Der historische Fehlstart des deutschen Teams bei den Olympischen Spielen in Rio ist nicht vergessen - auch wenn es durch die Verlegung der Tokio-Spiele schon fünf Jahre her ist.

An den ersten drei Tagen gab es keine Medaillen, seit der deutschen Wiedervereinigung war das nicht mehr geschehen. „Wir steigen in die Spiele mit langem Atem und Geduld ein“, sagte Chef de Mission Dirk Schimmelpfennig angesprochen auf diese brasilianische Hypothek und baut vor: „Olympische Spiele werden über zwei Wochen ausgetragen und wir bewerten sie nicht zwischendurch, sondern nach ihrem Abschluss.“

Immerhin werden am Wochenende schon 23 der 339 Wettbewerbe laufen, bei denen die Athleten des Team D je nach Auslosung an 15 bis 17 beteiligt sein werden.

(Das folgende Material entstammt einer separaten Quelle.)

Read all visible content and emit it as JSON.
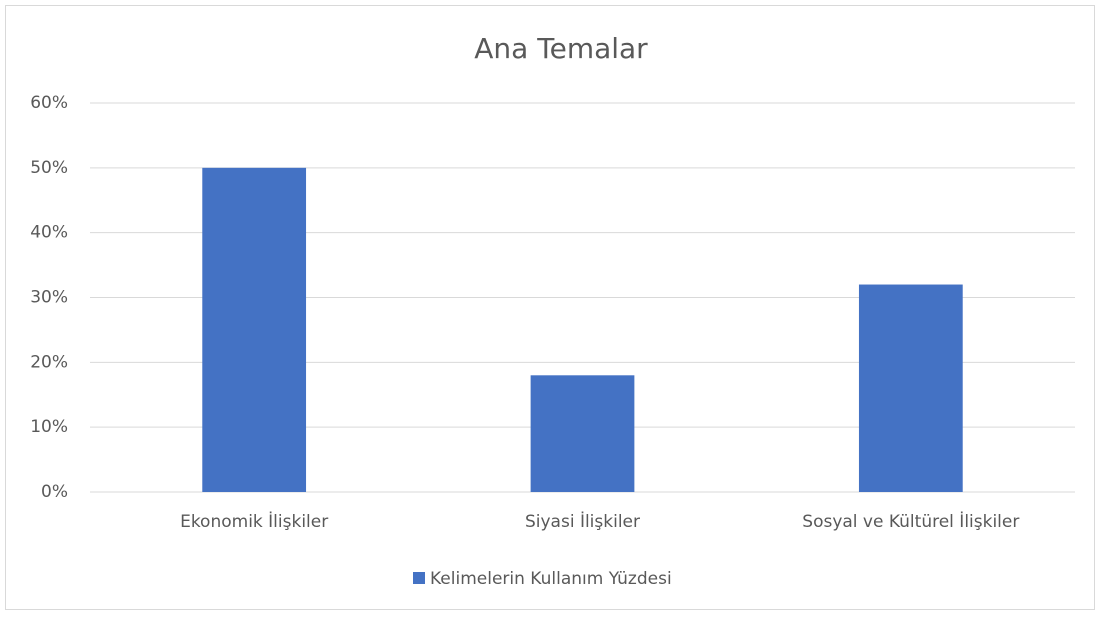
{
  "chart_data": {
    "type": "bar",
    "title": "Ana Temalar",
    "categories": [
      "Ekonomik İlişkiler",
      "Siyasi İlişkiler",
      "Sosyal ve Kültürel İlişkiler"
    ],
    "series": [
      {
        "name": "Kelimelerin Kullanım Yüzdesi",
        "color": "#4472c4",
        "values": [
          50,
          18,
          32
        ]
      }
    ],
    "ylim": [
      0,
      60
    ],
    "yticks": [
      {
        "value": 0,
        "label": "0%"
      },
      {
        "value": 10,
        "label": "10%"
      },
      {
        "value": 20,
        "label": "20%"
      },
      {
        "value": 30,
        "label": "30%"
      },
      {
        "value": 40,
        "label": "40%"
      },
      {
        "value": 50,
        "label": "50%"
      },
      {
        "value": 60,
        "label": "60%"
      }
    ],
    "grid": true,
    "legend": "bottom"
  }
}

Ob die 2:4-Niederlage der deutschen Fußballer einen Tag vor der Eröffnungsfeier ausgerechnet gegen Brasilen, dem Olympia-Gastgeber von 2016, nicht ein böses Omen ist? Vielleicht beendet aber Säbelfecht-Ass Max Hartung schon am Samstag auf Anhieb mit präzisen Hieben und Stichen eine mögliche Auftaktpleiten-Debatte.

Vorhersagen schwierig

„Wenn es gut läuft freuen wir uns. Wenn nicht, dann werden wir beharrlich an den Plänen für die verschiedenen Sportarten festhalten“, betonte Schimmelpfennig. Konkrete Vorhersagen zum möglichen Abschneiden seien nach 18 Monaten Pandemie, auch wegen der Absage zahlreicher Wett- und Titelkämpfen, kaum möglich. Es seien „Spiele, die einen gewissen Grad an Ungewissheit“ hätten.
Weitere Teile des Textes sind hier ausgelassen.